The U.S. Supreme Court late Thursday overturned a federal moratorium on evictions during the COVID-19 crisis, saying that the Centers for Disease Control and Prevention did not have the authority to impose such a rule. While some states have their own moratoriums, that is not the case in Arizona, where as many as 253,000 families may be behind on their rent. (File photo by Carolina Lopez, Cronkite News)
As feds debate COVID-19 deal, clock is ticking on state eviction protection
Arizona renters may have breathed a sigh of relief last month when Gov. Doug Ducey extended the state moratorium on residential evictions to Oct. 31.
But for some of them, Oct. 31 could come as soon as later this month if they don’t act.
In his July 16 executive order, Ducey said, that renters who wanted to defer a pending eviction have until Aug. 21 to notify their landlord in writing of a COVID-19 hardship and request a payment plan.
“After August 21, renters will need to provide their landlord or property owner a copy of their completed pending application for rental assistance through a state, city, county or nonprofit program” in order to defer eviction, the order says.
When Ducey announced the extension of the first residential eviction moratorium, state efforts to provide assistance to renters were lagging. Just 1,266 out of 18,784 applications for rental assistance had been approved at the time, an approval rate of 6.7%.
Those numbers have improved, but only marginally. By this week, three weeks after Ducey announced the extension, the number of approved applications had risen to 1,380, but the total number of applications had also risen, to 20,313, an approval rate that was just under 6.8%.
Applications for the Rental Eviction Prevention Assistance program are being processed by 11 community action agencies around the state, according to Janelle Johnsen, communications director for the Arizona Department of Housing.
She said in an email that one of the problems those agencies are running up against is that almost half of the applications are incomplete due to missing documentation, which can slow down the process. ADOH statistics showed that 8,019 of the submitted applications as of Aug. 3, or 39.5%, were incomplete.
Johnsen says that ADOH has recently changed a number of policies to the program to make the funding more flexible and has eased the supporting documentation requirements.
Even if they can get approved, however, the assistance program is not likely to clean the slate for renters.
At the end of July, the COVID-19 rental assistance program’s average monthly assistance was just under $900 for renters who had successfully applied and been approved. Total assistance paid out at that time was a little more than $1.7 million, out of $9.9 million requested. By this week, the numbers had risen to $1.85 million of $10.4 million requested.
Tenants can get assistance for past-due rent, but have to reapply for every month that they go further into debt to their landlord. To be eligible, renters have to show that they have lost income because of COVID-19, such as through the loss of a job, or that they have a medical reason, such as being quarantined or having to care for a sick relative.
Lamar Hawkins, an attorney at Guidant Law Firm in Tempe, says landlords could move quickly once the moratorium expires, which is why he encouraged tenants to have open communication with their landlords.

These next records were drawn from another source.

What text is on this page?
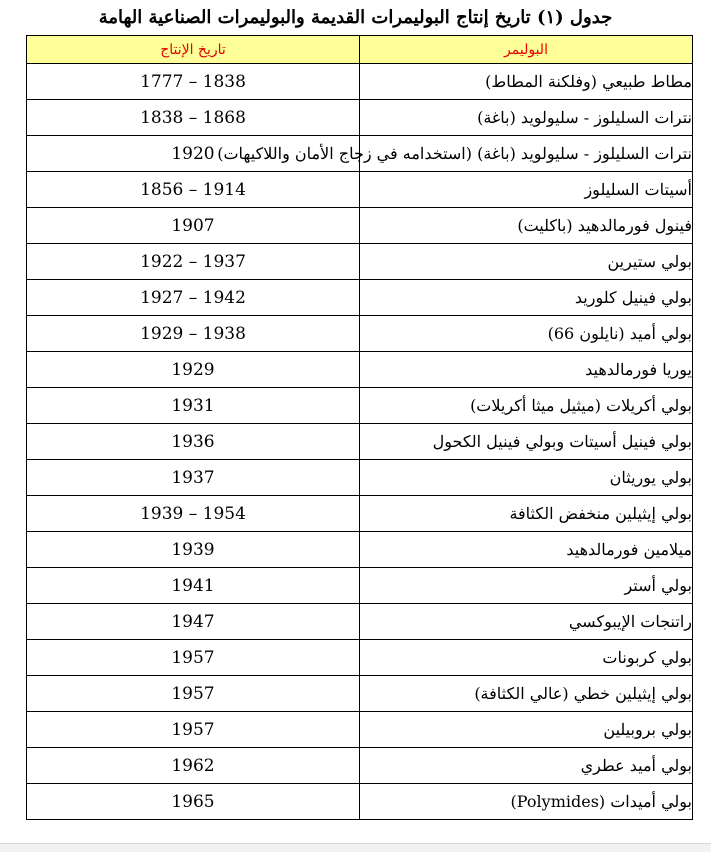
جدول (١) تاريخ إنتاج البوليمرات القديمة والبوليمرات الصناعية الهامة
تاريخ الإنتاج	البوليمر
1777 – 1838	مطاط طبيعي (وفلكنة المطاط)
1838 – 1868	نترات السليلوز - سليولويد (باغة)
1920	نترات السليلوز - سليولويد (باغة) (استخدامه في زجاج الأمان واللاكيهات)
1856 – 1914	أسيتات السليلوز
1907	فينول فورمالدهيد (باكليت)
1922 – 1937	بولي ستيرين
1927 – 1942	بولي فينيل كلوريد
1929 – 1938	بولي أميد (نايلون 66)
1929	يوريا فورمالدهيد
1931	بولي أكريلات (ميثيل ميثا أكريلات)
1936	بولي فينيل أسيتات وبولي فينيل الكحول
1937	بولي يوريثان
1939 – 1954	بولي إيثيلين منخفض الكثافة
1939	ميلامين فورمالدهيد
1941	بولي أستر
1947	راتنجات الإيبوكسي
1957	بولي كربونات
1957	بولي إيثيلين خطي (عالي الكثافة)
1957	بولي بروبيلين
1962	بولي أميد عطري
1965	بولي أميدات (Polymides)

Hawkins noted that it is easier for landlords to hang on to current renters than having to kick them out, eat the money that they were owed in back rent and find new people to rent the vacant space.
But Cathy Fisette said she’s done everything right and still worries that she will not be able to avoid eviction.
Furloughed from her job in March due to the pandemic, and with her unemployment benefits winding down, the Tempe resident is in a tough position. Her complex had been waiving late fees for rent, but she said that is no longer the case.
She told her landlord that her family was “struggling and couldn’t pay rent on time,” but was told that it is due on time and that partial payments would not be accepted. And she was told that it could take up to 90 days before her application is even looked at.
“They don’t care,” Fisette said. “All they care about is money.”
Diane Yentel, president and CEO of the National Low Income Housing Coalition, said in an email that Fisette is not alone, watching benefits dwindle and unable to pay their rent once eviction moratoriums end.
The Coronavirus Aid, Relief and Economic Security, or CARES, Act, included moratorium on eviction from federally subsidized properties, or for renters in homes covered by a federally backed mortgage. But that protection ended July 24, and Congress has not yet been able to reach agreement on a replacement relief package.
“A patchwork of federal, state, and local moratoriums give short-term relief to some people but leave many unprotected,” Yentel said. “Eviction moratoriums on their own aren’t enough and when the moratorium ends, many renters will fall off a financial cliff trying to pay back-rent owed.”
ADOH says applications for the COVID-19 Rental Eviction Prevention Assistance program are still being accepted and assistance is paid directly to the landlord.
Hawkins said it’s great that Arizona is offering a multitude of programs to assist those impacted, but warned that renters need to stay up to date and stay on top of the current happenings.
“Tenants need to stay educated, and not bury their head in the sand,” he said.